I’ll give you one last example and wrap up this entry. The Book of Revelation is a confusion and often overlooked book at the end of the New Testament. Yet, it has inspired many people (and a best-selling book series) that the end of the American nation is mentioned in the Bible. Here is the rub; America had yet to be founded for almost two millennia when the Book of Revelation was written. How do we tackle this book? We use our skills we have learned throughout this series and read the text in its proper context.
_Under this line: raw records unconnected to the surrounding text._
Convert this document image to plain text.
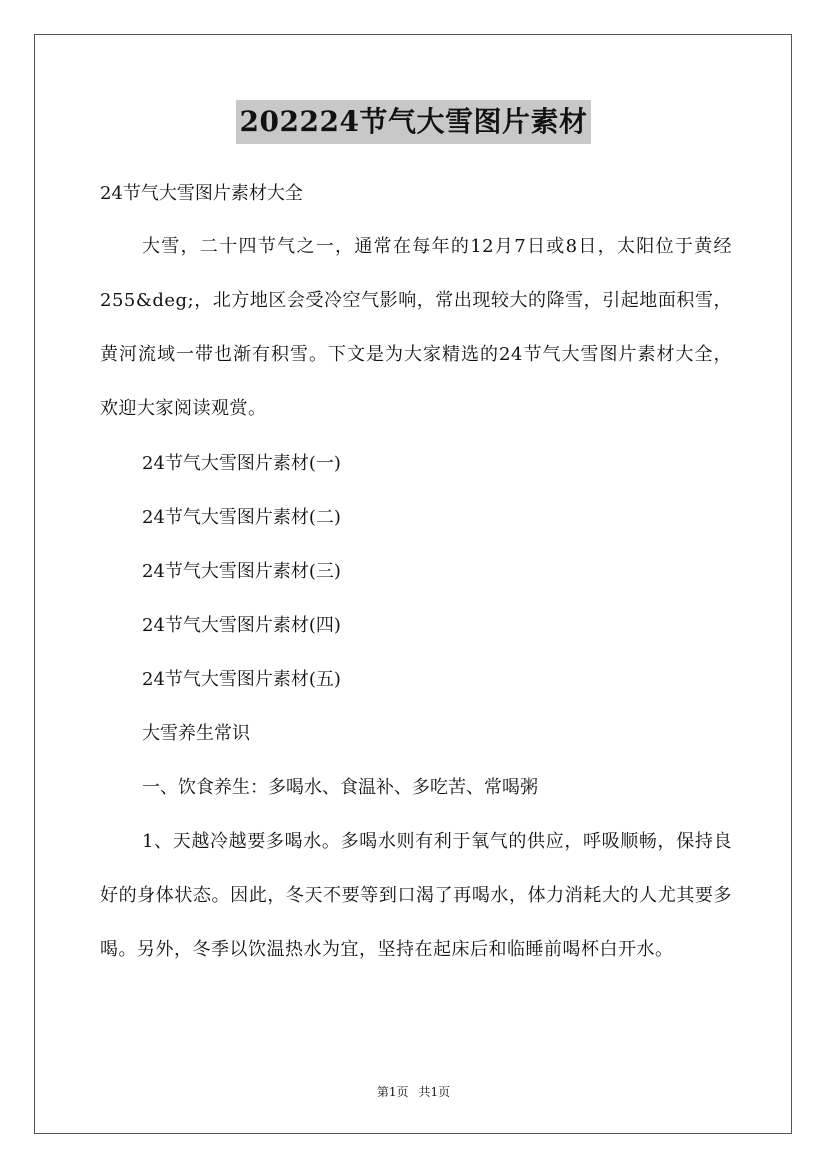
202224节气大雪图片素材
24节气大雪图片素材大全
大雪，二十四节气之一，通常在每年的12月7日或8日，太阳位于黄经255&deg;，北方地区会受冷空气影响，常出现较大的降雪，引起地面积雪，黄河流域一带也渐有积雪。下文是为大家精选的24节气大雪图片素材大全，欢迎大家阅读观赏。
24节气大雪图片素材(一)
24节气大雪图片素材(二)
24节气大雪图片素材(三)
24节气大雪图片素材(四)
24节气大雪图片素材(五)
大雪养生常识
一、饮食养生：多喝水、食温补、多吃苦、常喝粥
1、天越冷越要多喝水。多喝水则有利于氧气的供应，呼吸顺畅，保持良好的身体状态。因此，冬天不要等到口渴了再喝水，体力消耗大的人尤其要多喝。另外，冬季以饮温热水为宜，坚持在起床后和临睡前喝杯白开水。
第1页 共1页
The Book of Revelation was written (as supported by the early Church Fathers and many modern theologians) by the Apostle John. It was written while he was exiled on the island of Patmos for being a Christian during the reign Nero around approximately 60-70 AD. According to Church tradition, they tried to martyr John by boiling him in oil but he would not burn which led to him be exiled on the prison island of Patmos. During this time he received a vision from God about the upcoming wrath the Roman Empire would release on the Church and the judgement God would eventually place against the Roman Empire.
John wrote to specific church groups with specific directions for how they should adjust how they are working. He then goes on to write a description of what God shows him concerning the upcoming future of Jerusalem and the Roman Empire. We know this by his continual usage of the word ‘soon’ throughout the text. The style of writing he writes in is that of an Apocalypse (this is the Greek word where we get the word Revelation from) and we have to understand the apocalyptic genre to understand how to read the book. While this blog entry is too short to cover that I encourage you to do your homework because it will help you understand the books of Zechariah, Isaiah, Hezekiah and Daniel as well.
What does this mean to us? That we cannot read the book of Revelation looking for what God’s plan for the United States of America is. We can read it and know that one day God will come to judge the Earth for how people have acted towards his commands and how the Church has followed his heartbeat to love others and spread the Gospel. If, however, we look to it to try and find out what the future of America is then we will at best be confused and at worst be led to very improper conclusions. We must remember our Big Truth for this entry: the Bible was written ‘for’ us but not ‘to’ us.
I hope this helps you as you continue to study and apply God’s word!